Siyasi eleştirinin ötesine geçerek halkı küçük düşüren bu üslup, basın meslek ilkeleriyle örtüşmemektedir. Türk Ceza Kanunu’nda kişilerin onur ve saygınlığını zedeleyecek nitelikteki sözler “hakaret” suçu kapsamında değerlendirilirken, basın mensuplarının sorumluluğu daha da ağırdır.
Sivil toplum kuruluşları, basın konseyi üyeleri ve gazetecilik akademisyenleri bu tarz bir dili eleştirmekte ve “toplumu bilgilendirme misyonu yerine kutuplaştırıcı söylem üretildiğini” ifade etmektedir.
Basın Özgürlüğü Değil, Basın Sorumluluğu Gerekli
Emin Pazarcı'nın paylaşımları, gazetecilikte taraf olmanın sınırlarını aşarak açık bir ideolojik kampanyaya dönüşmüş durumda.

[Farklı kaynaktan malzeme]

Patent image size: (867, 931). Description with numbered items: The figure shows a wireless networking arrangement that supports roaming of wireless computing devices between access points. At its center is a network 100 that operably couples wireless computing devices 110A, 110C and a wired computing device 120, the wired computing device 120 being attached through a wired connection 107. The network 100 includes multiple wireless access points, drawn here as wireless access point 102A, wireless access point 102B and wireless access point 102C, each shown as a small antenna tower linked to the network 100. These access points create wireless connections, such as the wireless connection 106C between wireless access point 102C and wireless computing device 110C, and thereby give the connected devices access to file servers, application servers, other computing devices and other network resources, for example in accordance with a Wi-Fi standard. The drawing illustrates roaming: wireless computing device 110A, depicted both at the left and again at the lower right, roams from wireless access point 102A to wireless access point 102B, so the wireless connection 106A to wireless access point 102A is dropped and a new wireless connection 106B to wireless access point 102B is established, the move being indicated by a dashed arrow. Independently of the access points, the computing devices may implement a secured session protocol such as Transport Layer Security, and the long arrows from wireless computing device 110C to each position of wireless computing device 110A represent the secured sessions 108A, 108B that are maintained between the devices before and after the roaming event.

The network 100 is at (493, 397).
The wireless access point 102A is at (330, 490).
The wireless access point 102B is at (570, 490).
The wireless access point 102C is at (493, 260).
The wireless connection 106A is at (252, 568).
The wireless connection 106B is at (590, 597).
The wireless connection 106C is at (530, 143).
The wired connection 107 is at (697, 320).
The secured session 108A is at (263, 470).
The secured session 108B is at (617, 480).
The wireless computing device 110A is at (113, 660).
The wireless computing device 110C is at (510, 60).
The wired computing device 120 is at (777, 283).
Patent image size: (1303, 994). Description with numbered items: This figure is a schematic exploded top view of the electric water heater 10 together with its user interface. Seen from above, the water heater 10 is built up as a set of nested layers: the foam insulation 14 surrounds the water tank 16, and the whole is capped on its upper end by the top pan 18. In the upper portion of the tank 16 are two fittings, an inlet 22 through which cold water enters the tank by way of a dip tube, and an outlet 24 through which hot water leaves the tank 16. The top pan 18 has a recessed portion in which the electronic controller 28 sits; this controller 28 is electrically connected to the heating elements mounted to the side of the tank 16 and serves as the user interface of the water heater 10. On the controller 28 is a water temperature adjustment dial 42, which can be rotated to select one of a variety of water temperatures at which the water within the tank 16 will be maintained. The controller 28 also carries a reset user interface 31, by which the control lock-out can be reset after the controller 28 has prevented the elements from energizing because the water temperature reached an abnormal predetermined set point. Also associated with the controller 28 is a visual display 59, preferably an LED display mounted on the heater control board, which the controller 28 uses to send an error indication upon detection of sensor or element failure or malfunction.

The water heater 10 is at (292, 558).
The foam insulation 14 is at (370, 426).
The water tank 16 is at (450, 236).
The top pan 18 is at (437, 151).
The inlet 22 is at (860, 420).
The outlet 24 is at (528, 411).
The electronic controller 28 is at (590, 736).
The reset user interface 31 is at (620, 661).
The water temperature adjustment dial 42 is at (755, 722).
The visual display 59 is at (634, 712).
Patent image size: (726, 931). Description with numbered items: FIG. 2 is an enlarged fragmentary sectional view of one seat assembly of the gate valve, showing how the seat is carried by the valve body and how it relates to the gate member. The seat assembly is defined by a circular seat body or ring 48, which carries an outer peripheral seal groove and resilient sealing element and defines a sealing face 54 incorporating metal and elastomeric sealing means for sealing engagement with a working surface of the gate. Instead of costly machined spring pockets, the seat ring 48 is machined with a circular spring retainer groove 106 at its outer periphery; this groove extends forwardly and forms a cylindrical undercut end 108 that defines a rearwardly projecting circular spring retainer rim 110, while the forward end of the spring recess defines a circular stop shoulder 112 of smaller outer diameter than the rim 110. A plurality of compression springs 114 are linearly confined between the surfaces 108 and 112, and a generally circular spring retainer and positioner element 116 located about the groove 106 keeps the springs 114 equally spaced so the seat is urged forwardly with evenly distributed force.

Oysa gazetecilik, bilgi vermeyi, denetim işlevini yerine getirmeyi ve halkı bilinçlendirmeyi esas alır. Eleştiri yapılabilir, sert olabilir; ancak bu eleştiri hakaret ve nefret diliyle yapılmamalıdır.
Siyasi görüşü ne olursa olsun, bir gazetecinin halkı aşağılaması, karşıt fikirleri olanları “sifonluk” gibi ifadelerle hedef göstermesi, mesleğin itibarına zarar vermekte, basın özgürlüğünü savunan çevreleri bile savunmasız bırakmaktadır.
Sifonluk Değil, Vicdan Gerekiyor
Gazetecilik, eleştiri yaparken bile adalet duygusunu, ölçüyü ve insani saygıyı korumak zorundadır. Emin Pazarcı’nın son paylaşımları, bu sınırların defalarca ihlal edildiğini gösteriyor.
Kamuoyunun beklentisi; gazetecilerin gazeteci gibi davranması, halkı değil gerçeği hedef almasıdır.
Çünkü bazen sorun, tuvalette değil; vicdanda, ifadede, adalet duygusunda başlar.